さっき話したみたいな苦労も沢山あったし、周囲の反対を押し切った事もあって、より多くの人に受け入れられたら嬉しいかな。このエフェクターは正に、僕自身だしね。

イ:

と言うと?

開:



エフェクターを開発するのって、ほとんどギターを弾くのと同じ感覚で、自分が欲しい音を実現したいとか、こんな機能があったらとか。自分の感性を反映させたくなるんだよね。だから、ES2が否定されたら、僕自身を否定されたも同然と言うか。(笑)でもそう思いながらも、作ってる間は「もう全世界に世紀の駄作と呼ばれてもいいや」とも思ったけどね。世に出た今となっては、ES2を通して世界中のギタリストとコミュニケーションしてるような気持ちでさ。

イ:

確かに、エフェクターはキャラクターが出ますよね。自由度が高いですし。

開:

そうなんだよね。常々思うけど、エフェクターは存在そのものがアーティストの個性に繋がるというか。単なる道具じゃなくて、道具を使いこなして初めて価値を発揮するというか、、

イ:

わかります!

開:

そういう点でIbanezのエフェクターって昔から凄く面白くて、まだ僕が学生の頃から好きだったんだよね。

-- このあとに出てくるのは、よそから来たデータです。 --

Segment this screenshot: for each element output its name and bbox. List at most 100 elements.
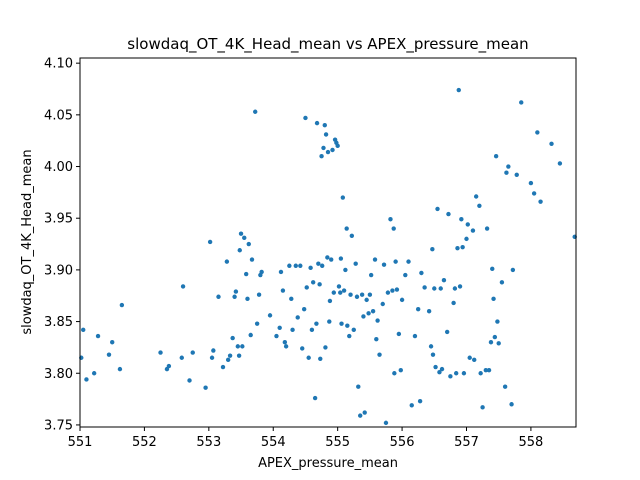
data-point [495, 319, 500, 324]
data-point [330, 147, 335, 153]
data-point [467, 355, 472, 360]
x-axis: 551 552 553 554 555 556 557 558 [68, 427, 543, 450]
data-point [480, 405, 485, 410]
data-point [340, 195, 346, 200]
data-point [91, 371, 97, 376]
data-point [280, 288, 286, 293]
data-point [399, 297, 405, 303]
data-point [306, 355, 311, 360]
data-point [483, 367, 489, 373]
y-tick-label: 3.80 [44, 367, 73, 382]
data-point [309, 327, 315, 333]
data-point [437, 370, 442, 375]
data-point [314, 120, 320, 126]
data-point [490, 266, 495, 272]
data-point [303, 115, 308, 121]
data-point [320, 263, 325, 268]
data-point [439, 366, 445, 372]
data-point [461, 371, 467, 376]
data-point [496, 341, 501, 346]
data-point [398, 367, 403, 373]
y-tick-label: 4.10 [44, 57, 73, 72]
data-point [327, 319, 332, 324]
data-point [374, 336, 379, 342]
data-point [493, 153, 499, 159]
data-point [209, 355, 215, 360]
x-tick-label: 558 [518, 435, 543, 450]
data-point [549, 141, 554, 146]
data-point [322, 122, 327, 128]
data-point [368, 272, 374, 278]
points-group [79, 87, 577, 426]
data-point [325, 149, 331, 155]
data-point [180, 284, 186, 289]
data-point [242, 235, 247, 241]
data-point [456, 87, 461, 93]
data-point [430, 247, 435, 252]
data-point [412, 333, 418, 339]
data-point [301, 306, 307, 312]
data-point [308, 265, 313, 271]
data-point [359, 292, 365, 297]
y-axis: 3.75 3.80 3.85 3.90 3.95 4.00 4.05 4.10 [44, 57, 80, 433]
data-point [364, 297, 369, 303]
data-point [235, 344, 241, 349]
data-point [254, 321, 260, 326]
data-point [119, 302, 125, 308]
x-tick-label: 553 [196, 435, 221, 450]
data-point [426, 309, 432, 314]
data-point [381, 262, 387, 267]
y-tick-label: 4.05 [44, 108, 73, 123]
data-point [453, 371, 459, 376]
data-point [277, 325, 282, 330]
data-point [354, 294, 360, 299]
data-point [327, 298, 333, 304]
data-point [367, 292, 373, 297]
data-point [207, 239, 213, 245]
data-point [343, 267, 348, 273]
data-point [293, 263, 298, 268]
data-point [430, 352, 436, 357]
data-point [335, 143, 340, 149]
data-point [158, 350, 163, 355]
data-point [419, 270, 424, 276]
data-point [455, 245, 460, 251]
data-point [216, 294, 221, 299]
data-point [459, 217, 464, 222]
data-point [362, 410, 367, 415]
plot-frame [79, 57, 577, 428]
data-point [446, 211, 451, 217]
data-point [329, 257, 334, 262]
data-point [478, 371, 483, 376]
data-point [225, 357, 231, 363]
data-point [253, 109, 258, 114]
y-tick-label: 3.85 [44, 315, 73, 330]
x-tick-label: 552 [132, 435, 157, 450]
data-point [519, 100, 524, 105]
data-point [394, 287, 400, 292]
data-point [298, 263, 303, 268]
data-point [380, 301, 385, 307]
data-point [81, 327, 86, 333]
data-point [499, 280, 505, 285]
data-point [323, 345, 328, 350]
data-point [338, 256, 344, 261]
x-axis-label: APEX_pressure_mean [258, 456, 398, 471]
data-point [300, 346, 305, 351]
x-tick-label: 557 [454, 435, 479, 450]
data-point [464, 236, 469, 242]
data-point [249, 257, 255, 262]
data-point [472, 357, 477, 363]
data-point [278, 269, 284, 275]
data-point [283, 344, 289, 349]
data-point [451, 300, 456, 306]
data-point [473, 194, 479, 199]
data-point [415, 306, 421, 312]
data-point [304, 285, 309, 290]
y-tick-label: 3.75 [44, 418, 73, 433]
data-point [422, 285, 427, 290]
y-tick-label: 3.95 [44, 212, 73, 227]
data-point [409, 403, 414, 408]
data-point [166, 363, 172, 369]
data-point [356, 384, 361, 389]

トーンロックシリーズ(Ibanez廃番商品)のFZ7とか、、あとLF7とか!

イ:

あ~。(笑)

開:

Ibanezのエフェクターには、ああいう極みだったものがあって。そういうアティテュードを大切にしたいと思って作ったかな。ES2に関して言えば、思い入れは伝えきれないけど、とにかく面白いエフェクターだと思って沢山の人に使ってもらえたら嬉しいかな。